DALLAS — It all ended in San Francisco Thursday night, but let’s not pretend there is an underlying sadness or failure on the part of the Mavericks this season. Let’s recognize for a moment what they were battling out west.
The Golden State Warriors are going to the NBA Finals for the sixth time in eight years. They are going to the Finals for the sixth time in the last six years that Klay Thompson, who had his one and only lights-out shooting game of the series Thursday in scoring 32 points, is healthy. In six Western Conference finals since 2015, the Warriors are 24-8 with two sweeps and two teams (one of them now Dallas) dispatched in five games. They were a team constructed to go to the Finals year after year, and it’s exactly what they have done.
It’s the reason I mostly hate the fact that Kevin Durant stopped by to win a couple of Finals MVP trophies. There’s a great chance they were going to win without him. They won it all in 2015 without him. They won 73 games in 2016 without him. When you draft Stephen Curry seventh (one pick after Jonny Flynn) and Thompson 12th (one pick after Jimmer Fredette) and Draymond Green 35th (oops, right after Dallas landed Bernard James and Jae Crowder) and come back a few years later and grab Jordan Poole 28th (right after Dylan Windler and Mfiondu Kabengele) and then trade D’Angelo Russell and junk to Minnesota for Andrew Wiggins and a pick you turn into Jonathan Kuminga, you’re doing more than a few things right as an organization.
To paraphrase what Ruth told the interim sheriff in the final season of Ozark, “They’re playing chess while you’re playing Candy Land.”

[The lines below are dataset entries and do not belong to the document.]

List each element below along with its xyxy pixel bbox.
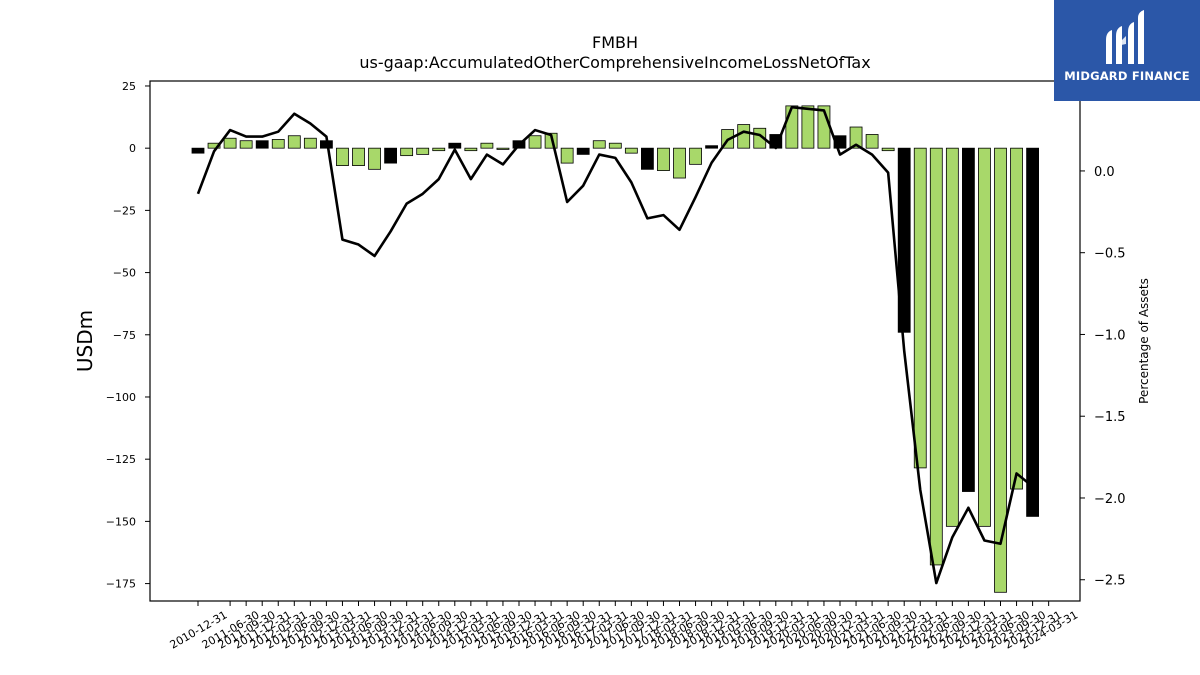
bar [560, 147, 574, 164]
brand-logo: MIDGARD FINANCE [1054, 0, 1200, 101]
bar [929, 147, 943, 566]
y2-tick-label: −1.0 [1094, 328, 1126, 343]
bar [785, 105, 799, 149]
y2-tick-label: −2.5 [1094, 574, 1126, 589]
bar [464, 147, 478, 152]
bar [624, 147, 638, 154]
bar [255, 140, 269, 149]
bar [271, 139, 285, 149]
bar [608, 142, 622, 149]
bar [352, 147, 365, 166]
midgard-m-logo-icon [1106, 10, 1144, 64]
bar [239, 140, 253, 149]
bar [673, 147, 686, 179]
y2-tick-label: −1.5 [1094, 410, 1126, 425]
bar [336, 147, 349, 166]
y-tick-label: −100 [106, 391, 136, 404]
bar [303, 137, 317, 149]
bar [368, 147, 381, 170]
bar [400, 147, 414, 157]
bar [576, 147, 590, 155]
x-axis: 2010-12-312011-06-302011-09-302011-12-31… [168, 601, 1080, 652]
bar [1010, 147, 1023, 490]
bar [689, 147, 702, 165]
bar [432, 147, 446, 152]
y2-tick-label: 0.0 [1094, 165, 1115, 180]
bar [528, 135, 542, 149]
bar [849, 126, 863, 149]
bar [416, 147, 430, 155]
y-tick-label: −50 [113, 267, 136, 280]
bar-layer [191, 105, 1039, 593]
y2-tick-label: −2.0 [1094, 492, 1126, 507]
bar [897, 147, 911, 333]
bar [384, 147, 398, 164]
y-tick-label: −25 [113, 204, 136, 217]
bar [945, 147, 959, 527]
bar [223, 137, 237, 149]
y2-axis-label: Percentage of Assets [1137, 278, 1151, 404]
y-tick-label: 0 [129, 142, 136, 155]
bar [480, 142, 494, 149]
series-line [196, 105, 1034, 585]
y-axis-left: 25 0 −25 −50 −75 −100 −125 −150 −175 [106, 80, 150, 591]
y-tick-label: −150 [106, 515, 136, 528]
bar [881, 147, 895, 152]
y-tick-label: 25 [122, 80, 136, 93]
bar [207, 142, 221, 149]
y-tick-label: −175 [106, 578, 136, 591]
chart-title: FMBH [592, 33, 638, 52]
bar [496, 147, 510, 150]
bar [865, 134, 879, 149]
bar [994, 147, 1007, 593]
bar [657, 147, 670, 171]
y2-tick-label: −0.5 [1094, 247, 1126, 262]
bar [962, 147, 975, 492]
bar [191, 147, 205, 154]
y-tick-label: −125 [106, 453, 136, 466]
bar [801, 105, 815, 149]
bar [705, 145, 718, 149]
y-axis-right: 0.0 −0.5 −1.0 −1.5 −2.0 −2.5 [1080, 165, 1126, 589]
y-tick-label: −75 [113, 329, 136, 342]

The Mavericks finished 52-30 this season but went 0-3 in the Chase Center during the playoffs. Big deal. So did the Denver Nuggets, who won four fewer games than Dallas this season. So did the Memphis Grizzlies, who won four more games than Dallas. To say it’s a hard place to win come playoff time? Well, for the moment, it has proved impossible. Even if the Warriors drop a game there during the Finals, don’t expect anyone besides Steph and Draymond and Klay and Wiggins to be hoisting more NBA hardware in a couple of weeks.
There are lots of things for the Mavericks to consider, roster moves that are worthy of discussion for this summer and we will save those for tomorrow. It’s just worth recognizing that if you’re going to get into this whole business of being a sports fan, a team that gives you a nice long ride right up until the fringe of Memorial Day weekend, as the Mavericks just did, is worth applauding.
Playoff defeats often come with the exposure of some inefficiency. When the Cowboys go 12-5 after storming through their mundane division (6-0), but get physically overwhelmed by a slightly gimmicky San Francisco offense at home in the playoffs, it raises eyebrows. Or should. And when the Stars give it their all in a seven-game series but register 14 goals against the Calgary Flames, who then surrenders 25 in five games to Edmonton, it’s probably a signal that Dallas lacks a little scoring punch.
While the Mavs certainly have their own needs, none of that hand-wringing is forced by a loss to the Warriors. Now part of that is because the franchise has been so lackluster since the 2011 title that any success comes as a shock. No champion before Dallas ever followed up by going 10 years without a playoff series victory although Chicago won only one series in the first decade after Michael Jordan and Scottie Pippen bid farewell.
These particular Mavericks left folks scratching their heads in Utah and Phoenix on the way to the Western Conference finals. In fairness, they were already doing a little scratching in Utah but the Mavericks forced them to kick it up a notch. We thought that the Suns were the most difficult challenge Dallas could face, given Phoenix’s run to the Finals last spring and a 64-win regular season. Instead, they were simply a better version of the same conventional foe that had so much trouble handling the Mavericks’ small-ball, three-point shooting onslaught.
The Warriors, with center Kevon Looney efficiently guarding both Doncic and Jalen Brunson when forced into those matchups and with Green essentially a smaller, more athletic version of a center, weren’t so easily rendered out of sorts. And even with that, the Warriors resorted to more and more zone defense as the series went along, and Dallas still tossed in 84 3-pointers which is the most ever in a five-game playoff by a substantial margin. That doesn’t get you a prize, but it offers some food for thought on where the game is going and how the Mavericks are at the forefront of that movement.
Yes, it’s a team that needs more size and stability and maybe a few other things for next season, but let’s not shove 2021-22 deep into the memory banks too quickly. Dallas was eliminated by a team that is the dominant professional franchise of this era in terms of getting to championship series and collecting trophies. Even with the depth the Warriors displayed, especially in the fourth quarter of Game 4 when Steve Kerr’s bench tried to produce a sweep on its own, their greatness won’t be sustained forever.
The fact that this is not yet the Mavericks’ time is no shame. The challenge now is to make sure it gets here.